NASA: India’s Touch in NASA’s $10 Billion Most Powerful Telescope Mumbai News – Times of India

Mumbai: India’s hand was not touched earlier NASA10 billion dollars James Webb Space Telescope, the world’s largest and most powerful, flew into the sky on an Ariane 5 rocket from a European spaceport kourou in French Guyana on Saturday.
NASA selected India among seven countries for a pre-launch briefing on its website three days ago about the mission – the quest to observe light from stars and galaxies and scour the universe for signs of life.
born in Lucknow Hashima HassanNASA’s JWST program scientist represented India. Before the precious cargo sailed off the northeastern coast of South America, he spoke in Hindi and said: “With unprecedented infrared sensitivity, it goes back more than 13.5 years to see the first galaxies born after the Big Bang. Will come.”
He had a doctorate in theoretical nuclear physics from the University of Oxford, having previously worked with Tata Institute for Fundamental Research (TIFR) and Barc in Mumbai—the city where she met her future husband at the Taj Mahal Hotel.

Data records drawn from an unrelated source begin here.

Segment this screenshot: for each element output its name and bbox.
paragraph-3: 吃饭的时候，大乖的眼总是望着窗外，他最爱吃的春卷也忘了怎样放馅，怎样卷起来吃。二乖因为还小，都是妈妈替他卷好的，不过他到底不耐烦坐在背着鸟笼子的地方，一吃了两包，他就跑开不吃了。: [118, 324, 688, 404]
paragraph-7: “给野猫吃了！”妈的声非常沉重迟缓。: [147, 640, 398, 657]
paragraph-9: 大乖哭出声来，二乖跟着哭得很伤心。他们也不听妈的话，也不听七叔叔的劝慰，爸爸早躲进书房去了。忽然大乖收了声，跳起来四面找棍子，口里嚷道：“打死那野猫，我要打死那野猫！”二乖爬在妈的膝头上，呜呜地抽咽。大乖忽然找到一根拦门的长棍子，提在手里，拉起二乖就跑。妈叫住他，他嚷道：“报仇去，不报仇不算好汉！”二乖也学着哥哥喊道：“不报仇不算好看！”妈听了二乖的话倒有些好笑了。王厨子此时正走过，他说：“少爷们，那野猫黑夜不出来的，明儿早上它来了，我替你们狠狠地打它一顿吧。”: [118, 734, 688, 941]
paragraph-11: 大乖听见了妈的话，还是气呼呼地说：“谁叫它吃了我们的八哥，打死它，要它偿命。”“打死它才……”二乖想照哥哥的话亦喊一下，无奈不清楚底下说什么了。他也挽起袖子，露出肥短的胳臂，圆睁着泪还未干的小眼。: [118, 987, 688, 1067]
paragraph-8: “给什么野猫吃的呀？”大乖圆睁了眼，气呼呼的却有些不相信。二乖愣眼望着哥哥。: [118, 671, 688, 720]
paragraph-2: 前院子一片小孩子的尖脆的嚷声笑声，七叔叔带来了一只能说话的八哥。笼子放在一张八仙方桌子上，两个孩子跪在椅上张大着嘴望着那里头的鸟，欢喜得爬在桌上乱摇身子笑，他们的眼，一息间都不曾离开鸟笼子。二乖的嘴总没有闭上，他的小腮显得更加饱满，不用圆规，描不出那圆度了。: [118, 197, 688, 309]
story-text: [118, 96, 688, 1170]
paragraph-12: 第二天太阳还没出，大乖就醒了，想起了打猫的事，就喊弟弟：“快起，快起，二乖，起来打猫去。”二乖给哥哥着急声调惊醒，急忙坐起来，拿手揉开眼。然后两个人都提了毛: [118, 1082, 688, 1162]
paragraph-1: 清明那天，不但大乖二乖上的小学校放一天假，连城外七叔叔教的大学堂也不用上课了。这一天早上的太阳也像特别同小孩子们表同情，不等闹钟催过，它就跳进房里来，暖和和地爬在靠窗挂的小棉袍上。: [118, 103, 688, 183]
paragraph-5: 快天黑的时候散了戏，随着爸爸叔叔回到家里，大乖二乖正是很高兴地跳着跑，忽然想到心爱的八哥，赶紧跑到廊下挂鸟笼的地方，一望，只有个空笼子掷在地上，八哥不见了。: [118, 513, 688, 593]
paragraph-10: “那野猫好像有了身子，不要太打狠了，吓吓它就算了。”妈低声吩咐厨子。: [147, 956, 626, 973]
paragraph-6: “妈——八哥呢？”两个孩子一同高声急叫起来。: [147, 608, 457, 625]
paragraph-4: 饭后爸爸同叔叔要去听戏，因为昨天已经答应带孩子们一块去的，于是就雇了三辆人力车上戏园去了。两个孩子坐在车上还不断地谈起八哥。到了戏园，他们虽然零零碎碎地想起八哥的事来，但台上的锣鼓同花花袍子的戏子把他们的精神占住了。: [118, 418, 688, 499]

“When the Russians launched Artificial satellite And my grandmother gathered the whole family one morning to watch from atop Satellite Pass, I wanted nothing more than space exploration,” Hassan wrote on the NASA website. She said she had promised herself that one day she would work for NASA after landing a man on the moon. From Oxford to TIFR to NASA, where she joined as a senior scientist in 1994 to manage missions and research programs in astrophysics, her mother, teachers and colleagues were encouraging her.
In another Indian connection, NASA chose a painting of schoolgirl Gouralakshmi to highlight the artwork of other children at the launch of the telescope.
Nearly 25 years in the making, JWST is the next generation space science observatory after Hubble Space Telescope, It will be located at a distance of 2-1.5 m km from Earth, or more than four times that of the Moon, at a place called Lagrange Point. Equipped with four instruments, its mission duration ranges from five to 15 years.